What is the purpose of books? Not the same in every culture. A display of thirteen centuries of illustrated books in Japan shows books dedicated to catching the essence of a moment - a second - or even a nanosecond. One scroll illustrates a single day's journey. An all-night party by Hokusai produced 364 sketches. The books themselves were perceived as ephemera.
"When the evanescent is carefully contemplated, something timeless is revealed," says Edward Rothstein (New York Times). The exhibition is in the New York Public Library until 4 February 2007.

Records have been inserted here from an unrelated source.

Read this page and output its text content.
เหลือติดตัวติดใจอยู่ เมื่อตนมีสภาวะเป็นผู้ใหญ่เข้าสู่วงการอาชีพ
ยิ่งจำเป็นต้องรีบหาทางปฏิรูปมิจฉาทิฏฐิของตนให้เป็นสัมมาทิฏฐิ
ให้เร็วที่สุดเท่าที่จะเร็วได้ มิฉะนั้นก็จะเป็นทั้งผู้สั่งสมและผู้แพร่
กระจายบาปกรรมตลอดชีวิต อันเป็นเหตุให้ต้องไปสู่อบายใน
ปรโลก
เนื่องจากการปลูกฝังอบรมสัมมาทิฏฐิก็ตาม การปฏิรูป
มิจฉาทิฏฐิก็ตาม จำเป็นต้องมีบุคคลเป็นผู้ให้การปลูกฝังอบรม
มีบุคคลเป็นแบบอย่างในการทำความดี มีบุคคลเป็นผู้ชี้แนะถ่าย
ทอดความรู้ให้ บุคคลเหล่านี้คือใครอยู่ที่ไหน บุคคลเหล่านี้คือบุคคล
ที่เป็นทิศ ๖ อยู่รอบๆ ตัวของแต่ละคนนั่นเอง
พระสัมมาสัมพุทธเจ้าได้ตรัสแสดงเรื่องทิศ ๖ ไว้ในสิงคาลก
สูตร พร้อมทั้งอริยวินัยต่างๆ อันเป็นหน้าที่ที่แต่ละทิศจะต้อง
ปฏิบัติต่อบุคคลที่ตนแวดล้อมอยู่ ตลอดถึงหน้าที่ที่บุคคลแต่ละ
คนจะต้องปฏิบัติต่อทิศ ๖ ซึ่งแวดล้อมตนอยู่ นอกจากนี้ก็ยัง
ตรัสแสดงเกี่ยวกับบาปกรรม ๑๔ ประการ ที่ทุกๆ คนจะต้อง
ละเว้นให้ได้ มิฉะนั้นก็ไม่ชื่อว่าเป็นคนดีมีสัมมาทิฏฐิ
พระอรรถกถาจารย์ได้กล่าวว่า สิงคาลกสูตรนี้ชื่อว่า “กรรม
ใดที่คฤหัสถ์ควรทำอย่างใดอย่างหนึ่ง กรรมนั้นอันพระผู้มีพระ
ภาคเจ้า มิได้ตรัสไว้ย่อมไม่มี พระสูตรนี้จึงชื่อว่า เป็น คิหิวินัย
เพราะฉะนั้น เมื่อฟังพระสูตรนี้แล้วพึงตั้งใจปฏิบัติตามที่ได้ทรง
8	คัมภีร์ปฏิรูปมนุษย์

Ehon: The Artist and the book in Japan
Were these beautiful, strange, startling books the equivalent of a newspaper? Is online journalism the ultimate in ephemera, or a museum of fossils?
2 comments
May 10, 2007 • Posted by rachel
I think so, especially as the chapters are like modules — most of them really can be read in any order. (I’m assuming the book you mean is ‘Nine Winning Habits of Successful Authors’.) In fact I dare say many books are read this way, the internet way, although authors prefer to think otherwise. Novels, not! Except… one of my sisters always reads the last chapter first…
May 09, 2007 • Posted by Richard
In your book, you analyze some 60 works of fiction, not all of which would necessarily be familiar to the common reader. Would the reader of this book immediately turn to the works he or she is most familiar with?